5.2 Paragraph 5.1 does not apply if disclosure is mandatory pursuant to the law or a binding decision of a court or a government body.
5.3 Roes Advisory will delete all corporate information mentioned in paragraph 3.4 as well as all personal data mentioned in article 7 within 1 (one) month after termination of the services, except in cases where the law prescribes a longer retention term.
6. Termination of the engagement
6.1 The client may terminate the engagement at any time, but only by giving written notice (including email) to Roes Advisory. In case of interim assignments, a notice period of 1 (one) month applies.
6.2 Roes Advisory may terminate the engagement by giving the client a written notice taking into account a notice period of 1 (one) month, or an immediate notice if the client is in default with any of its payment obligations towards Roes Advisory.
6.3 If the engagement is terminated, the client will owe the fees for the services carried out by Roes Advisory before the termination of the engagement as well as for any subsequent work that Roes Advisory may need to do in order to transfer the matter to the client or a third party (to the extent applicable).
7. Personal data
7.1 Terms defined in the General Data Protection Regulation (GDPR) have the same meaning as in this article 7.

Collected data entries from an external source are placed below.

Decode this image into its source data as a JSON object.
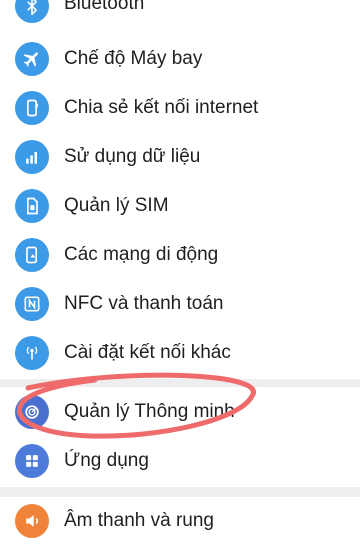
{
  "settings": {
    "items": [
      {
        "label": "Bluetooth",
        "icon": "bluetooth-icon"
      },
      {
        "label": "Chế độ Máy bay",
        "icon": "airplane-icon"
      },
      {
        "label": "Chia sẻ kết nối internet",
        "icon": "hotspot-icon"
      },
      {
        "label": "Sử dụng dữ liệu",
        "icon": "data-usage-icon"
      },
      {
        "label": "Quản lý SIM",
        "icon": "sim-card-icon"
      },
      {
        "label": "Các mạng di động",
        "icon": "mobile-network-icon"
      },
      {
        "label": "NFC và thanh toán",
        "icon": "nfc-icon"
      },
      {
        "label": "Cài đặt kết nối khác",
        "icon": "more-connections-icon"
      },
      {
        "label": "Quản lý Thông minh",
        "icon": "smart-manager-icon"
      },
      {
        "label": "Ứng dụng",
        "icon": "apps-grid-icon"
      },
      {
        "label": "Âm thanh và rung",
        "icon": "sound-icon"
      }
    ]
  },
  "colors": {
    "icon_blue": "#3d9ae6",
    "smart_manager_blue": "#4a6fd1",
    "apps_blue": "#4c7bd9",
    "sound_orange": "#f0833a",
    "annotation_red": "#ef6b6b"
  }
}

7.2 The client indemnifies Roes Advisory against any claims made by third parties and any other damage suffered by Roes Advisory in connection with an alleged unlawful processing of personal data in the course of the engagement to the extent Roes Advisory has received the personal data from the client or at the client’s instruction.
7.3 The client shall provide the data subject with the information on the processing of personal data in the course of the engagement as required under the GDPR. The client will do so within the applicable term under the GDPR.
7.4 Each of the parties shall inform the other without undue delay after having become aware of a personal data breach in connection with personal data processed during the engagement. The client and Roes Advisory will consult with each other before submitting any notification to supervisory authorities and data subjects.
7.5 Each of the parties shall inform the other without undue delay after having become aware of an investigation of a supervisory authority in connection with personal data being processed during the engagement.
8. Intellectual property
8.1 All intellectual property rights relating to all work that has been made available or delivered to the client under the engagement, such as advices, agreements, presentations, study material and other documents, are held by Roes Advisory exclusively. The client may use these documents for the purpose of the engagement and in the ordinary course of business.
8.2 By entering into the engagement, the client approves the use of its corporate name and logo as well as a description of the activities of Roes Advisory in connection with the services provided on her website and resume for publication and promotional purposes.
9. Amendments
9.1 Roes Advisory reserves the right to amend these T&Cs from time to time. Amendments will be effective immediately upon notification to the client. Such notification may occur by any means deemed appropriate by Roes Advisory, including but not limited to, publication on Roes Advisory's website or direct communication to the client. The client's continued use of Roes Advisory's services following such notification will represent an agreement by the client to be bound by the T&Cs as amended. The amended T&Cs will apply to the agreement from the date of such notification.
10. Applicable law and competent court
10.1 All agreements and legal relationships with Roes Advisory are governed by Dutch law. Any dispute is subject to the exclusive jurisdiction of the competent court in Amsterdam, The Netherlands.